Bowie is near bringing baseball back to 33rd St.

January 06, 1993|By Mark Hyman | Mark Hyman,Staff Writer

After a one-year hiatus, baseball is close to returning t Memorial Stadium.

Owners of Bowie's new minor-league franchise are near agreement with Orioles and city officials on terms that would allow them to play temporarily at the old 33rd Street ballpark while work is completed on a stadium in Bowie.

Sources familiar with the talks said that Bowie team officials are so confident that a deal is imminent that they have discussed announcing their plans as soon as Friday night, possibly at the annual Tops in Sports banquet.

But Peter Kirk, an investor in the Double-A Bowie team and the Single-A Frederick Keys, both Orioles affiliates, said it was too soon to predict when plans might be complete. "We're very close. But there's no decision today," said the owner.

Mr. Kirk said team officials were trying to resolve logistical and financial issues in their talks with city and Orioles officials.

The city would be the team's landlord at Memorial Stadium, which has been vacant except for several football games since the Orioles moved out after the 1991 season. The Orioles are involved in the talks for a number of reasons. The Bowie team is a minor-league affiliate of the Orioles, meaning that its players belong to the major-league team and are paid by the Orioles.

In addition, the Orioles own territorial rights to Baltimore. No other professional baseball team can move within five miles of the city without Orioles management giving its approval.

The Orioles have acknowledged that they have met with Mr. Kirk about Memorial Stadium. But, yesterday, Orioles spokesman Rick Vaughn said: "We're talking with them, but the deal isn't completed."

Mayor Kurt L. Schmoke could not be reached for comment yesterday.

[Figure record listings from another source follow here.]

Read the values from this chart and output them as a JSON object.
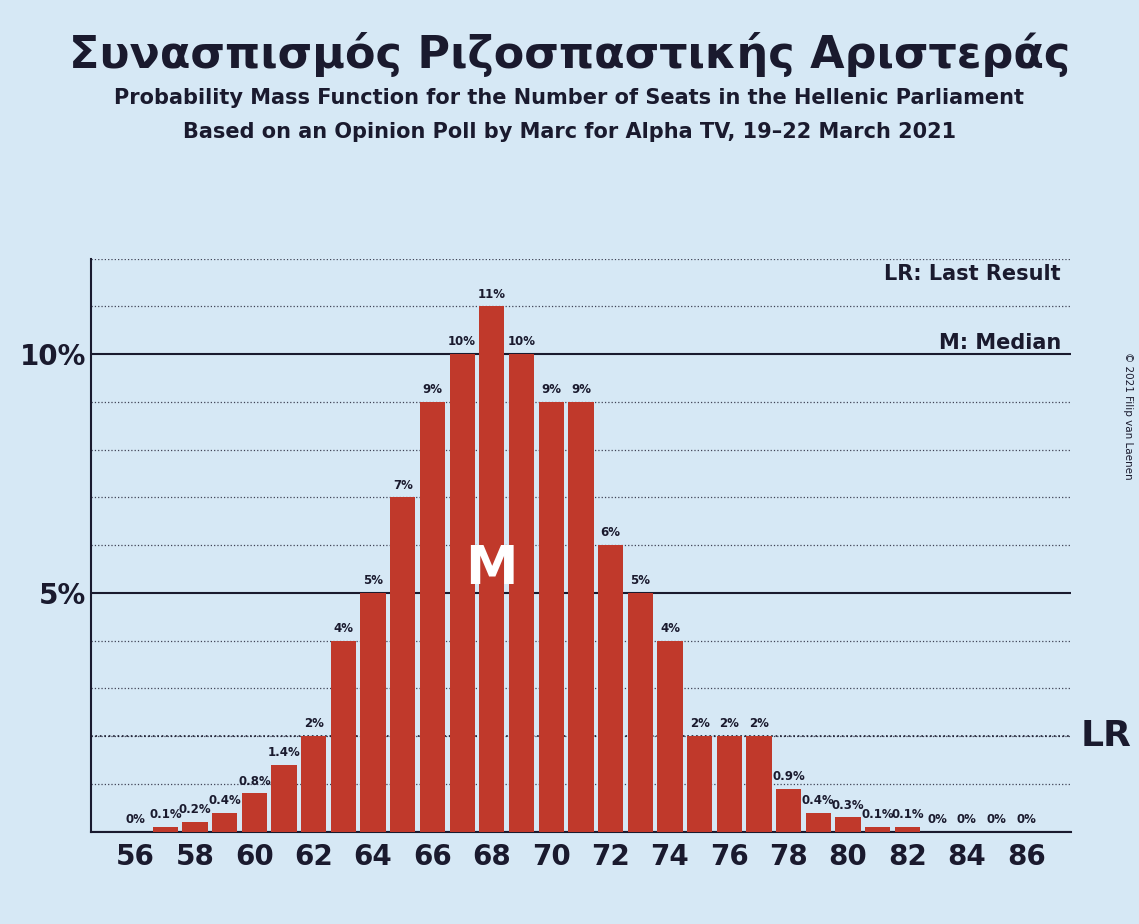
{
  "title_greek": "Συνασπισμός Ριζοσπαστικής Αριστεράς",
  "subtitle1": "Probability Mass Function for the Number of Seats in the Hellenic Parliament",
  "subtitle2": "Based on an Opinion Poll by Marc for Alpha TV, 19–22 March 2021",
  "copyright": "© 2021 Filip van Laenen",
  "legend1": "LR: Last Result",
  "legend2": "M: Median",
  "median_label": "M",
  "lr_label": "LR",
  "seats": [
    56,
    57,
    58,
    59,
    60,
    61,
    62,
    63,
    64,
    65,
    66,
    67,
    68,
    69,
    70,
    71,
    72,
    73,
    74,
    75,
    76,
    77,
    78,
    79,
    80,
    81,
    82,
    83,
    84,
    85,
    86
  ],
  "probabilities": [
    0.0,
    0.1,
    0.2,
    0.4,
    0.8,
    1.4,
    2.0,
    4.0,
    5.0,
    7.0,
    9.0,
    10.0,
    11.0,
    10.0,
    9.0,
    9.0,
    6.0,
    5.0,
    4.0,
    2.0,
    2.0,
    2.0,
    0.9,
    0.4,
    0.3,
    0.1,
    0.1,
    0.0,
    0.0,
    0.0,
    0.0
  ],
  "bar_color": "#c0392b",
  "background_color": "#d6e8f5",
  "text_color": "#1a1a2e",
  "median_seat": 68,
  "lr_seat": 77,
  "lr_value": 2.0,
  "ylim": [
    0,
    12
  ],
  "xlim": [
    54.5,
    87.5
  ]
}
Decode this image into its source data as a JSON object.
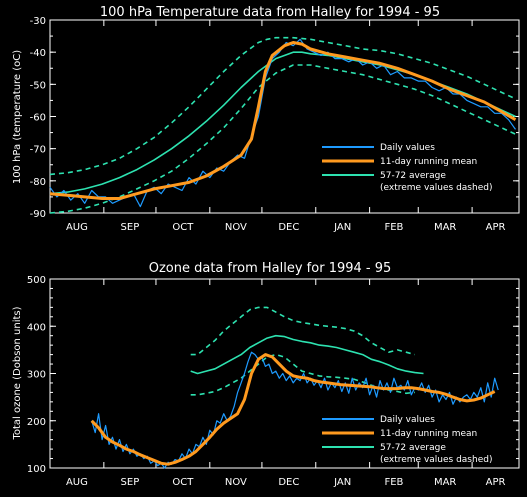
{
  "colors": {
    "background": "#000000",
    "axes": "#ffffff",
    "daily": "#1e9bff",
    "mean": "#ff9a1f",
    "climatology": "#2de2b0"
  },
  "chart_data": [
    {
      "type": "line",
      "title": "100 hPa Temperature data from Halley for 1994 - 95",
      "xlabel": "",
      "ylabel": "100 hPa (temperature (oC)",
      "xlim": [
        0,
        270
      ],
      "ylim": [
        -90,
        -30
      ],
      "yticks": [
        -90,
        -80,
        -70,
        -60,
        -50,
        -40,
        -30
      ],
      "months": [
        {
          "label": "AUG",
          "x": 0
        },
        {
          "label": "SEP",
          "x": 31
        },
        {
          "label": "OCT",
          "x": 61
        },
        {
          "label": "NOV",
          "x": 92
        },
        {
          "label": "DEC",
          "x": 122
        },
        {
          "label": "JAN",
          "x": 153
        },
        {
          "label": "FEB",
          "x": 184
        },
        {
          "label": "MAR",
          "x": 212
        },
        {
          "label": "APR",
          "x": 243
        }
      ],
      "legend": {
        "position": "right",
        "entries": [
          "Daily values",
          "11-day running mean",
          "57-72 average",
          "(extreme values dashed)"
        ]
      },
      "series": [
        {
          "name": "Daily values",
          "role": "daily",
          "x": [
            0,
            4,
            8,
            12,
            16,
            20,
            24,
            28,
            32,
            36,
            40,
            44,
            48,
            52,
            56,
            60,
            64,
            68,
            72,
            76,
            80,
            84,
            88,
            92,
            96,
            100,
            104,
            108,
            112,
            116,
            120,
            124,
            128,
            132,
            136,
            140,
            144,
            148,
            152,
            156,
            160,
            164,
            168,
            172,
            176,
            180,
            184,
            188,
            192,
            196,
            200,
            204,
            208,
            212,
            216,
            220,
            224,
            228,
            232,
            236,
            240,
            244,
            248,
            252,
            256,
            260,
            264,
            268
          ],
          "y": [
            -82,
            -85,
            -83,
            -86,
            -84,
            -87,
            -83,
            -85,
            -85,
            -87,
            -86,
            -85,
            -84,
            -88,
            -83,
            -82,
            -84,
            -81,
            -82,
            -83,
            -79,
            -81,
            -77,
            -79,
            -76,
            -77,
            -74,
            -72,
            -73,
            -66,
            -60,
            -48,
            -42,
            -40,
            -37,
            -38,
            -36,
            -39,
            -40,
            -41,
            -40,
            -42,
            -42,
            -43,
            -42,
            -44,
            -43,
            -45,
            -44,
            -47,
            -46,
            -48,
            -48,
            -49,
            -49,
            -51,
            -52,
            -51,
            -53,
            -53,
            -55,
            -56,
            -57,
            -57,
            -59,
            -59,
            -61,
            -64
          ]
        },
        {
          "name": "11-day running mean",
          "role": "mean",
          "x": [
            0,
            10,
            20,
            30,
            40,
            50,
            60,
            70,
            80,
            90,
            100,
            110,
            116,
            120,
            124,
            128,
            135,
            140,
            145,
            150,
            160,
            170,
            180,
            190,
            200,
            210,
            220,
            230,
            240,
            250,
            260,
            268
          ],
          "y": [
            -84,
            -84.5,
            -85,
            -85.5,
            -85.5,
            -84,
            -82.5,
            -81.5,
            -80.5,
            -78.5,
            -75.5,
            -72,
            -67,
            -57,
            -46,
            -41,
            -38,
            -37,
            -37.5,
            -39,
            -40.5,
            -41.5,
            -42.5,
            -43.5,
            -45,
            -47,
            -49,
            -51.5,
            -53.5,
            -55.5,
            -58.5,
            -61
          ]
        },
        {
          "name": "57-72 average",
          "role": "clim",
          "x": [
            0,
            10,
            20,
            30,
            40,
            50,
            60,
            70,
            80,
            90,
            100,
            110,
            120,
            130,
            140,
            145,
            150,
            160,
            170,
            180,
            190,
            200,
            210,
            220,
            230,
            240,
            250,
            260,
            268
          ],
          "y": [
            -84,
            -83.5,
            -82.5,
            -81,
            -79,
            -76.5,
            -73.5,
            -70,
            -66,
            -61.5,
            -56.5,
            -51,
            -46,
            -42,
            -40,
            -40,
            -40.5,
            -41,
            -42,
            -43,
            -44,
            -45.5,
            -47,
            -49,
            -51,
            -53,
            -55.5,
            -58,
            -60
          ]
        },
        {
          "name": "57-72 maximum",
          "role": "clim-extreme",
          "x": [
            0,
            10,
            20,
            30,
            40,
            50,
            60,
            70,
            80,
            90,
            100,
            110,
            120,
            125,
            130,
            140,
            150,
            160,
            170,
            180,
            190,
            200,
            210,
            220,
            230,
            240,
            250,
            260,
            268
          ],
          "y": [
            -78,
            -77.5,
            -76.5,
            -75,
            -73,
            -70,
            -66.5,
            -62,
            -57,
            -51.5,
            -46,
            -41,
            -37,
            -36,
            -35.5,
            -35.5,
            -36,
            -37,
            -38,
            -39,
            -39.5,
            -40.5,
            -42,
            -43.5,
            -45.5,
            -47.5,
            -50,
            -52.5,
            -54.5
          ]
        },
        {
          "name": "57-72 minimum",
          "role": "clim-extreme",
          "x": [
            0,
            10,
            20,
            30,
            40,
            50,
            60,
            70,
            80,
            90,
            100,
            110,
            120,
            130,
            140,
            150,
            160,
            170,
            180,
            190,
            200,
            210,
            220,
            230,
            240,
            250,
            260,
            268
          ],
          "y": [
            -90,
            -89.5,
            -88.5,
            -87,
            -85,
            -82.5,
            -80,
            -77,
            -73,
            -68.5,
            -63.5,
            -57.5,
            -51,
            -46.5,
            -44,
            -44,
            -45,
            -46,
            -47,
            -48.5,
            -50,
            -51.5,
            -53.5,
            -56,
            -58.5,
            -61,
            -63.5,
            -65.5
          ]
        }
      ]
    },
    {
      "type": "line",
      "title": "Ozone data from Halley for 1994 - 95",
      "xlabel": "",
      "ylabel": "Total ozone (Dobson units)",
      "xlim": [
        0,
        270
      ],
      "ylim": [
        100,
        500
      ],
      "yticks": [
        100,
        200,
        300,
        400,
        500
      ],
      "months": [
        {
          "label": "AUG",
          "x": 0
        },
        {
          "label": "SEP",
          "x": 31
        },
        {
          "label": "OCT",
          "x": 61
        },
        {
          "label": "NOV",
          "x": 92
        },
        {
          "label": "DEC",
          "x": 122
        },
        {
          "label": "JAN",
          "x": 153
        },
        {
          "label": "FEB",
          "x": 184
        },
        {
          "label": "MAR",
          "x": 212
        },
        {
          "label": "APR",
          "x": 243
        }
      ],
      "legend": {
        "position": "right",
        "entries": [
          "Daily values",
          "11-day running mean",
          "57-72 average",
          "(extreme values dashed)"
        ]
      },
      "series": [
        {
          "name": "Daily values",
          "role": "daily",
          "x": [
            24,
            26,
            28,
            30,
            32,
            34,
            36,
            38,
            40,
            42,
            44,
            46,
            48,
            50,
            52,
            54,
            56,
            58,
            60,
            62,
            64,
            66,
            68,
            70,
            72,
            74,
            76,
            78,
            80,
            82,
            84,
            86,
            88,
            90,
            92,
            94,
            96,
            98,
            100,
            102,
            104,
            106,
            108,
            110,
            112,
            114,
            116,
            118,
            120,
            122,
            124,
            126,
            128,
            130,
            132,
            134,
            136,
            138,
            140,
            142,
            144,
            146,
            148,
            150,
            152,
            154,
            156,
            158,
            160,
            162,
            164,
            166,
            168,
            170,
            172,
            174,
            176,
            178,
            180,
            182,
            184,
            186,
            188,
            190,
            192,
            194,
            196,
            198,
            200,
            202,
            204,
            206,
            208,
            210,
            212,
            214,
            216,
            218,
            220,
            222,
            224,
            226,
            228,
            230,
            232,
            234,
            236,
            238,
            240,
            242,
            244,
            246,
            248,
            250,
            252,
            254,
            256,
            258
          ],
          "y": [
            200,
            175,
            215,
            160,
            190,
            150,
            165,
            140,
            160,
            135,
            150,
            130,
            140,
            125,
            130,
            120,
            125,
            110,
            115,
            105,
            110,
            100,
            112,
            108,
            118,
            115,
            130,
            120,
            140,
            130,
            150,
            145,
            165,
            150,
            180,
            170,
            200,
            195,
            215,
            200,
            210,
            230,
            260,
            280,
            300,
            325,
            345,
            340,
            330,
            335,
            315,
            320,
            300,
            305,
            290,
            300,
            285,
            295,
            280,
            290,
            285,
            300,
            280,
            290,
            275,
            285,
            270,
            290,
            265,
            280,
            270,
            285,
            262,
            280,
            258,
            290,
            265,
            280,
            270,
            290,
            255,
            275,
            250,
            285,
            265,
            280,
            260,
            290,
            270,
            275,
            265,
            285,
            255,
            270,
            265,
            280,
            260,
            275,
            250,
            265,
            240,
            255,
            245,
            260,
            235,
            250,
            240,
            250,
            255,
            245,
            260,
            250,
            270,
            240,
            280,
            250,
            290,
            265
          ]
        },
        {
          "name": "11-day running mean",
          "role": "mean",
          "x": [
            24,
            28,
            32,
            36,
            40,
            44,
            48,
            52,
            56,
            60,
            64,
            68,
            72,
            76,
            80,
            84,
            88,
            92,
            96,
            100,
            104,
            108,
            112,
            116,
            120,
            124,
            128,
            132,
            136,
            140,
            144,
            148,
            152,
            156,
            160,
            164,
            168,
            172,
            176,
            180,
            184,
            188,
            192,
            196,
            200,
            204,
            208,
            212,
            216,
            220,
            224,
            228,
            232,
            236,
            240,
            244,
            248,
            252,
            256
          ],
          "y": [
            200,
            185,
            165,
            155,
            148,
            140,
            135,
            128,
            122,
            116,
            110,
            108,
            112,
            118,
            125,
            135,
            150,
            165,
            182,
            195,
            205,
            215,
            245,
            300,
            330,
            340,
            335,
            320,
            305,
            295,
            292,
            290,
            285,
            282,
            280,
            278,
            276,
            275,
            274,
            273,
            272,
            270,
            268,
            268,
            268,
            270,
            270,
            268,
            265,
            262,
            260,
            256,
            250,
            245,
            242,
            244,
            248,
            255,
            262
          ]
        },
        {
          "name": "57-72 average",
          "role": "clim",
          "x": [
            81,
            85,
            90,
            95,
            100,
            105,
            110,
            115,
            120,
            125,
            130,
            135,
            140,
            145,
            150,
            155,
            160,
            165,
            170,
            175,
            180,
            185,
            190,
            195,
            200,
            205,
            210,
            215
          ],
          "y": [
            305,
            300,
            305,
            310,
            320,
            330,
            340,
            355,
            365,
            375,
            380,
            378,
            372,
            368,
            365,
            360,
            358,
            355,
            350,
            345,
            340,
            330,
            325,
            318,
            310,
            305,
            302,
            300
          ]
        },
        {
          "name": "57-72 maximum",
          "role": "clim-extreme",
          "x": [
            81,
            85,
            90,
            95,
            100,
            105,
            110,
            115,
            120,
            125,
            130,
            135,
            140,
            145,
            150,
            155,
            160,
            165,
            170,
            175,
            180,
            185,
            190,
            195,
            200,
            205,
            210
          ],
          "y": [
            340,
            340,
            355,
            370,
            390,
            405,
            420,
            435,
            440,
            440,
            430,
            420,
            412,
            408,
            405,
            402,
            400,
            398,
            395,
            390,
            380,
            365,
            355,
            345,
            350,
            345,
            340
          ]
        },
        {
          "name": "57-72 minimum",
          "role": "clim-extreme",
          "x": [
            81,
            85,
            90,
            95,
            100,
            105,
            110,
            115,
            120,
            125,
            130,
            135,
            140,
            145,
            150,
            155,
            160,
            165,
            170,
            175,
            180,
            185,
            190,
            195,
            200,
            205,
            210
          ],
          "y": [
            255,
            255,
            258,
            262,
            270,
            280,
            290,
            305,
            320,
            335,
            340,
            335,
            320,
            305,
            300,
            295,
            293,
            292,
            290,
            288,
            282,
            275,
            268,
            265,
            262,
            258,
            260
          ]
        }
      ]
    }
  ]
}
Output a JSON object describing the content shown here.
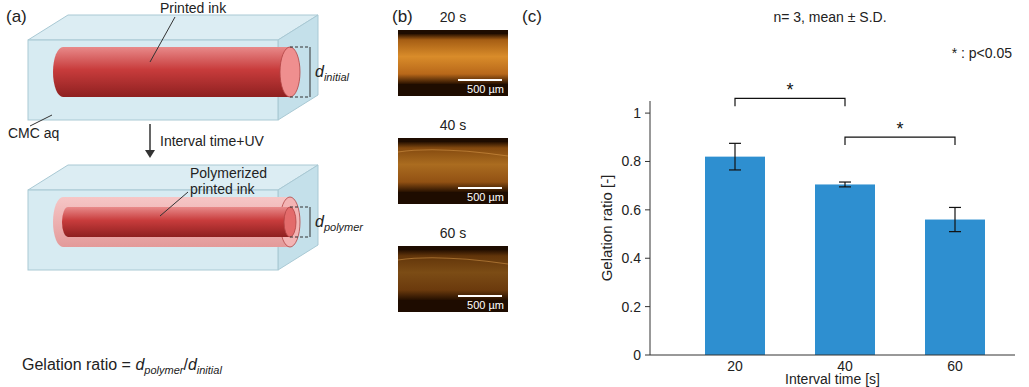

For fans, the return of baseball to Memorial Stadium would mean a new, slightly less polished style of play and lots of new and

strange rivalries. The Bowie team, which doesn't have a nickname yet, plays in the eight-team Eastern League, against such opponents as the Reading Phillies, New Britain Red Sox and Canton-Akron Indians. The league plays a 140-game schedule, stretching from the second week of April until the first week of September.

For the city, a deal with the Bowie owners would mean something equally valuable: a steady tenant willing to pick up many of the costs of operating the 53,371-seat stadium. That apparently could run into a lot of money. The cost of turning on the old stadium's lights alone is estimated at $800 per game, plus a monthly service charge of roughly $5,500.

Memorial Stadium wouldn't be the Bowie owners' first choice.

Initially, they hoped the team would begin the season at a $9 million stadium being built in Prince George's County. Construction has been delayed, however, and excavation of the site has not begun. Even an aggressive construction schedule probably won't get the ballpark ready for its first pitch before late summer.

Last year, Mr. Kirk said that his group would study about a half-dozen ballparks in Maryland and Washington as temporary homes for the team. The list included local college and community baseball diamonds as well as RFK Stadium, the one-time home of the Washington Senators.

Besides Memorial Stadium, Mr. Kirk has given most consideration to the baseball park at the University of Maryland-College Park. However, playing home games at that field probably would require the Bowie investors to make at least one costly investment -- lights.

How long the Bowie team will remain at a temporary home isn't clear. The team could begin the season at Memorial Stadium before moving to a completed ballpark in Bowie. But Mr. Kirk hinted that it's likely the team would remain at a temporary site for the whole season.

"If the stadium in Bowie is finished at some logical point to make the change, we could do that," he said. "But, on the other hand, it's not something you do lightly once you have sold tickets and your players are settled."

Orioles officials have cited a few reasons for lending support for the Memorial Stadium plan. But they seem particularly intrigued with the idea of allowing their young players to spend a season playing on a well-groomed field under major-league lights. For most minor-leaguers, conditions are far less favorable.